Roman Catholic churches in England are “preparing for a time” when the celebration of Mass may have to “come to an end”, the Catholic leader in England and Wales has said.
Catholics have an obligation to go to Mass every Sunday.
But large gatherings could be banned in the UK from as early as next weekend, as the coronavirus continues to spread.
The Church of England is also following these procedures, as well as refraining from passing collection plates around.
The Muslim Council of Britain has urged mosques, madrasas and Muslim community centres to follow the governments hygiene practices.
It also urged mosques to have contingency plans in place for Ramadan – which begins in the second half of April – as it may have to suspend mass gatherings.
The United Synagogue asked its members to refrain from shaking hands and kissing religious artefacts, such as communal siddurim, which is a Jewish prayer book.
Cardinal Vincent Nichols said Catholic churches were “adjusting” to minimise the spread of infection.
He said: “We are preparing for a time when the churches should not be used to gather big numbers of people together, so we might come to an end of the celebration of Mass or other services.”
Many churches have already brought in measures to avoid exposing congregations to the virus.
In some churches, holy water has been removed from the entrances, the sign of peace – normally a handshake – has been replaced by bowing and churchgoers can no longer drink wine from shared chalices.
Church ministers are also washing their hands before distributing communion.
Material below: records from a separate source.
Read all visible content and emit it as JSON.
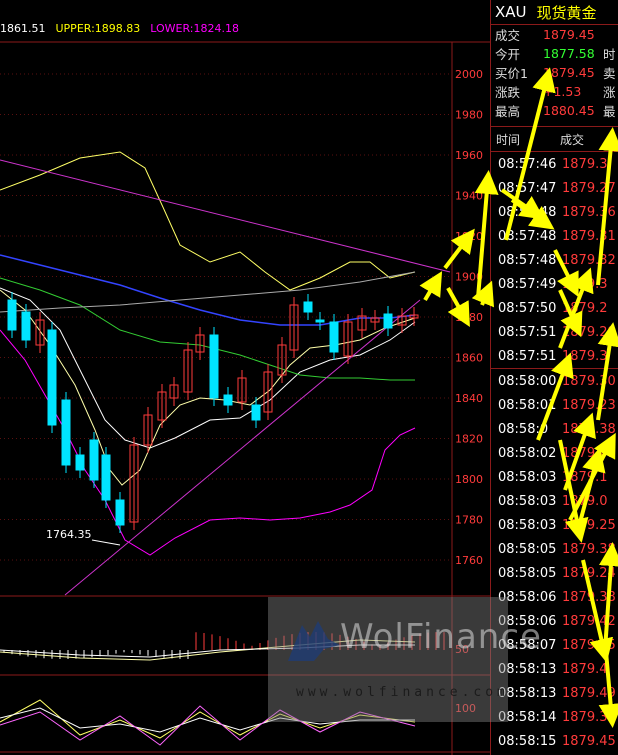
{
  "indicator_bar": {
    "mid": "1861.51",
    "upper": "UPPER:1898.83",
    "lower": "LOWER:1824.18"
  },
  "price_axis": [
    "2000",
    "1980",
    "1960",
    "1940",
    "1920",
    "1900",
    "1880",
    "1860",
    "1840",
    "1820",
    "1800",
    "1780",
    "1760"
  ],
  "low_label": "1764.35",
  "lower_axis": {
    "mid_label": "50",
    "rsi_label": "100"
  },
  "quote": {
    "code": "XAU",
    "name": "现货黄金",
    "rows": [
      {
        "label": "成交",
        "value": "1879.45",
        "color": "#ff3b3b",
        "extra": ""
      },
      {
        "label": "今开",
        "value": "1877.58",
        "color": "#33ff33",
        "extra": "时"
      },
      {
        "label": "买价1",
        "value": "1879.45",
        "color": "#ff3b3b",
        "extra": "卖"
      },
      {
        "label": "涨跌",
        "value": "+1.53",
        "color": "#ff3b3b",
        "extra": "涨"
      },
      {
        "label": "最高",
        "value": "1880.45",
        "color": "#ff3b3b",
        "extra": "最"
      }
    ],
    "ticks_header": {
      "time": "时间",
      "price": "成交"
    },
    "ticks": [
      {
        "time": "08:57:46",
        "price": "1879.3"
      },
      {
        "time": "08:57:47",
        "price": "1879.27"
      },
      {
        "time": "08:57:48",
        "price": "1879.36"
      },
      {
        "time": "08:57:48",
        "price": "1879.31"
      },
      {
        "time": "08:57:48",
        "price": "1879.32"
      },
      {
        "time": "08:57:49",
        "price": "1879.3"
      },
      {
        "time": "08:57:50",
        "price": "1879.2"
      },
      {
        "time": "08:57:51",
        "price": "1879.29"
      },
      {
        "time": "08:57:51",
        "price": "1879.3"
      },
      {
        "time": "08:58:00",
        "price": "1879.30"
      },
      {
        "time": "08:58:01",
        "price": "1879.23"
      },
      {
        "time": "08:58:0",
        "price": "1879.38"
      },
      {
        "time": "08:58:02",
        "price": "1879.41"
      },
      {
        "time": "08:58:03",
        "price": "1879.1"
      },
      {
        "time": "08:58:03",
        "price": "1879.0"
      },
      {
        "time": "08:58:03",
        "price": "1879.25"
      },
      {
        "time": "08:58:05",
        "price": "1879.38"
      },
      {
        "time": "08:58:05",
        "price": "1879.24"
      },
      {
        "time": "08:58:06",
        "price": "1879.38"
      },
      {
        "time": "08:58:06",
        "price": "1879.42"
      },
      {
        "time": "08:58:07",
        "price": "1879.45"
      },
      {
        "time": "08:58:13",
        "price": "1879.4"
      },
      {
        "time": "08:58:13",
        "price": "1879.49"
      },
      {
        "time": "08:58:14",
        "price": "1879.31"
      },
      {
        "time": "08:58:15",
        "price": "1879.45"
      }
    ]
  },
  "watermark": {
    "logo": "WolFinance",
    "url": "www.wolfinance.com"
  },
  "colors": {
    "up": "#ff3b3b",
    "down": "#00e5ff",
    "grid": "#8b1a1a",
    "arrow": "#ffff00"
  }
}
Speaking to BBC’s Radio 4’s Today programme, Cardinal Vincent Nichols said: “These are not the essential parts of mass,” adding that he hoped everyone will be “cooperative and calm”.
However, he said: “The presence of the church and the space that it offers will be very important in the coming months,” adding that some churches might also move to live-stream services.
“Even if the priest is there with one helper, we can stream them and people can join in from home and gather if they wish on a Sunday to follow the mass and say their prayers together,” he said.
He added that, in his view, churches would “always remain open” because they were “places where people can go, they can sit quietly, they can pray there’s, plenty of space in them and there are no health risks.”